Soru Cevap Dizini      

001  "HAKSIZLIK OLMUYOR MU? "


Soru: Binlerce insana zulmeden Saddam, idam edilirken kelime-i şehadet getirerek öldü. Yani sonunda cennete gidecek. Diğer yandan kul hakkını gözetip sürekli iyilik yapan bir ateist, o durum üzere ölse sonsuz olarak cehennemde kalacak. Bu, haksızlık olmuyor mu?

Cevap: Hayır, haksızlık olmuyor.

Bir olguda haksızlık olup olmadığını anlayabilmek için önce Hak ve Adalet kavramlarının ne anlama geldiğini iyi anlamak gerekir.

"Hak", gerçek ve doğru olanın kendisi, "Adalet" de yapılan uygulamanın bu gerçeğe (hakka) uygun olmasıdır.

Bu iki kavram, gerçekte, "düzen" kavramıyla çok yakından ilgilidir.

Düzen kavramı üzerinde daha önceki yazılarımda durmuştum. "Düzen"ler özetle, bir "düzen kurucu" tarafından oluşturulmuş, birimleri ve altbirimleri yapılandırılmış, birimlerarası ilişkilendirme ve iletişimi düzenlenmiş, enerji ve destek hizmetleri sağlanmış, bakım, onarım ve koruması belli esaslara bağlanmış, çalışma kuralları belli organizasyonlardır. Kuşkusuz böyle bir düzen üzerindeki tasarruf yetkisi de, hiçbir kayda bağlı olmaksızın, o düzenin kurucusu ve sahibi olan kişi üzerindedir.

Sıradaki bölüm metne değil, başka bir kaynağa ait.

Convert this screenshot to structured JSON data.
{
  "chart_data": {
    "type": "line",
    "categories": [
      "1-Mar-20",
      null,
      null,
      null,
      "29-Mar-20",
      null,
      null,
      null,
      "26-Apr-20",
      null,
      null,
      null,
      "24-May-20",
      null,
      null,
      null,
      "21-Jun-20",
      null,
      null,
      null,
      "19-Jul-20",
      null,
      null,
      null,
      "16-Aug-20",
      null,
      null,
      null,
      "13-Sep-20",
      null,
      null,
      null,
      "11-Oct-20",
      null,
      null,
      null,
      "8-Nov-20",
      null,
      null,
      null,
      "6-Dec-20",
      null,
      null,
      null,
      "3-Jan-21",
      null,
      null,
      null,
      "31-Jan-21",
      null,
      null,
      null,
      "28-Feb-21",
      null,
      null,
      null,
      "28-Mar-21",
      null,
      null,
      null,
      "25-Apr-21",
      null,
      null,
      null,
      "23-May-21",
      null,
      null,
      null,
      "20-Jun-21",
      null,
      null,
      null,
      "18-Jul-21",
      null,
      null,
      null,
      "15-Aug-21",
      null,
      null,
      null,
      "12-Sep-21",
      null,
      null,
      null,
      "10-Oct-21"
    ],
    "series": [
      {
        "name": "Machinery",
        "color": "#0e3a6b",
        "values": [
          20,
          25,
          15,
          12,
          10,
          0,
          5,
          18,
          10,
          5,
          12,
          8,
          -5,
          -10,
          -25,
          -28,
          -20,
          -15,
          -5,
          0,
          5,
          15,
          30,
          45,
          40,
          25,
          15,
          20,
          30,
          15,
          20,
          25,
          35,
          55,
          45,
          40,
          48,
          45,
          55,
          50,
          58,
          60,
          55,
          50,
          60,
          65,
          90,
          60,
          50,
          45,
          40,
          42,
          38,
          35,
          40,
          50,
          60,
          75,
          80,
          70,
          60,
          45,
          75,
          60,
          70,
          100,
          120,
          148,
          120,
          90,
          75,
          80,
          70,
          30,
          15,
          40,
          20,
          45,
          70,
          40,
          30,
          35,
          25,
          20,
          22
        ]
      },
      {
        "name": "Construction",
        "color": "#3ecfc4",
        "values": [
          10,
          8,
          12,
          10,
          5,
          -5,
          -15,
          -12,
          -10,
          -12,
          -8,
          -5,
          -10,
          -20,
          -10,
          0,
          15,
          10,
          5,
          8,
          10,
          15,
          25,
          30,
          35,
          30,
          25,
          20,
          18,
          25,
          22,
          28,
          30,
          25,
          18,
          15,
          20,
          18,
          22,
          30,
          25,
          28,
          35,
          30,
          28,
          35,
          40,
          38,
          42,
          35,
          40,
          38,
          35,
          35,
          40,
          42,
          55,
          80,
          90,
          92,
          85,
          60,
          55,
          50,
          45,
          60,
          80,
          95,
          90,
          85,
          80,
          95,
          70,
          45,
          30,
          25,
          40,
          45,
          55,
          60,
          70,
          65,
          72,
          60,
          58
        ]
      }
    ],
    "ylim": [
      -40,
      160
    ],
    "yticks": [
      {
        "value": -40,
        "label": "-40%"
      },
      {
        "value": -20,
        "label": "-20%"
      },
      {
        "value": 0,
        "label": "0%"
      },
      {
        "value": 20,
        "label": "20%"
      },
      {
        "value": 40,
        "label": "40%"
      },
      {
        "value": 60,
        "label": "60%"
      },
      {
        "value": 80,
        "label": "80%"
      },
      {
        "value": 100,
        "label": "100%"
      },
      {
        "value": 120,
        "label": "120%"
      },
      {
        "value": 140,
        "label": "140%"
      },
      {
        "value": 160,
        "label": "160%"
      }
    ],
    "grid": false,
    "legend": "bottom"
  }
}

Kuşkusuz en güzen düzen, Yaratan'ın yarattığı ve çekip çevirdiği "ilahi düzen"dir ki bu düzen üzerindeki her türlü tasarruf yetkisi de, hiçbir kayda bağlı olmaksızın, onun sahibi ve kurucusu olan Allahü Teala'nındır. Allahü Teala, tüm maddi ve manevi alemlerin yaratıcısı, sahibi, düzenleyicisi ve çekip çeviricisidir. Yarattıkları üzerinde de tam bir hüküm, yetki ve egemenlik sahibidir.

Yüce Allah, çeşitli düzen ve sistemler oluşturduğu gibi, O'nun yeryüzündeki halifesi olan insan da, kendisine ihsan edilmiş olan bir takım ilahi meziyetlerle yeryüzünde duzenler kurmakta ve onları çekip çevirmektedir. Bunların en basitleri, aileler, dernekler, şirketler; en karmaşıkları da devletler ve uluslararası organizasyonlardır.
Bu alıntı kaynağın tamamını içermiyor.